Scelgo, in definitiva, di non avere paura davanti all’occasione di cambiamento che si presenta (inutile pensare potesse essere migliore nella situazione data; ragionevole pensare non se ne presenteranno di migliori per troppo tempo). Scelgo di fidarmi della solidità democratica di un Paese (mal unito quanto si voglia) che non può ancora pagare prezzi superiori agli altri per un’assicurazione anacronistica contro un nuovo Mussolini (se non anche contro il ritorno di un qualche comunismo reale): erano costi che si potevano sostenere lungo la guerra fredda, grazie alle garanzie di qualche alleato, ma da un pezzo non più.
E scelgo di avere fiducia in quello che la Sardegna, anche in questo nuovo assetto costituzionale, saprebbe progettare e costruire per sé stessa.

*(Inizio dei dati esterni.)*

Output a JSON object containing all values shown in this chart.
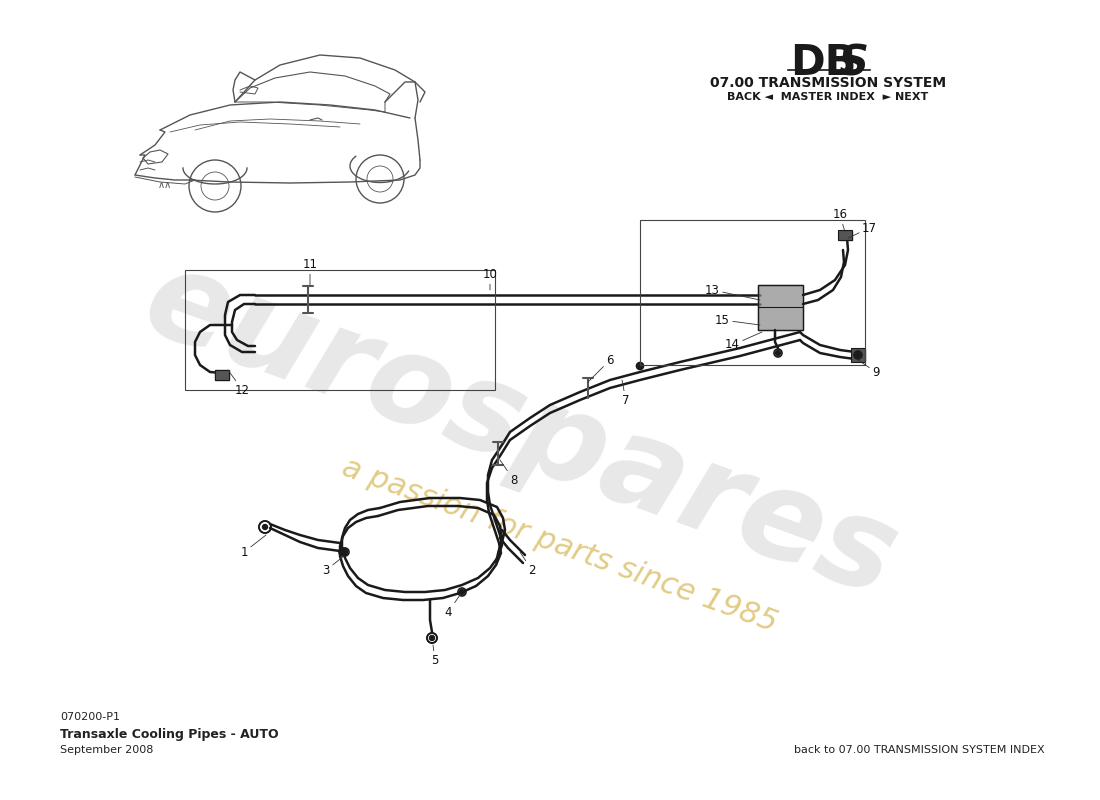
{
  "title_system": "07.00 TRANSMISSION SYSTEM",
  "nav_text": "BACK ◄  MASTER INDEX  ► NEXT",
  "part_number": "070200-P1",
  "part_name": "Transaxle Cooling Pipes - AUTO",
  "date": "September 2008",
  "bottom_right_text": "back to 07.00 TRANSMISSION SYSTEM INDEX",
  "bg_color": "#ffffff",
  "line_color": "#1a1a1a",
  "pipe_lw": 1.8,
  "thin_lw": 1.0,
  "watermark_color": "#c8c8c8",
  "passion_color": "#c8a020"
}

Si vorrà dire che i Sardi che voteranno Sì ripeteranno l’errore che fu la richesta della Fusione Perfetta nel 1847. Credo di conoscere la storia, mi chiedo comunque quale altro ruolo allora avrebbe potuto giocare la Sardegna (allora, dico, e non al tempo della Sarda Rivoluzione), quanto avrebbe cambiato conservare istituzioni e “privilegi” che risultavano da tempo solo sulla carta e, infine, quanto quel passaggio abbia invece incluso la Sardegna nel nascente Risorgimento italiano (fatto ovunque da minoranze non tanto ossessionate dalle procedure democratiche, proprio come furono in Sardegna i sostenitori di quella Perfetta Fusione). Se da tempo su questa sorta di ingresso nel Risorgimento piace esprimere recriminazioni e pentimenti, potrà essere di qualche (magra) consolazione che recriminazioni e pentimenti su quel processo di unificazione siano da sempre espressi da tanti anche fuori dalla Sardegna.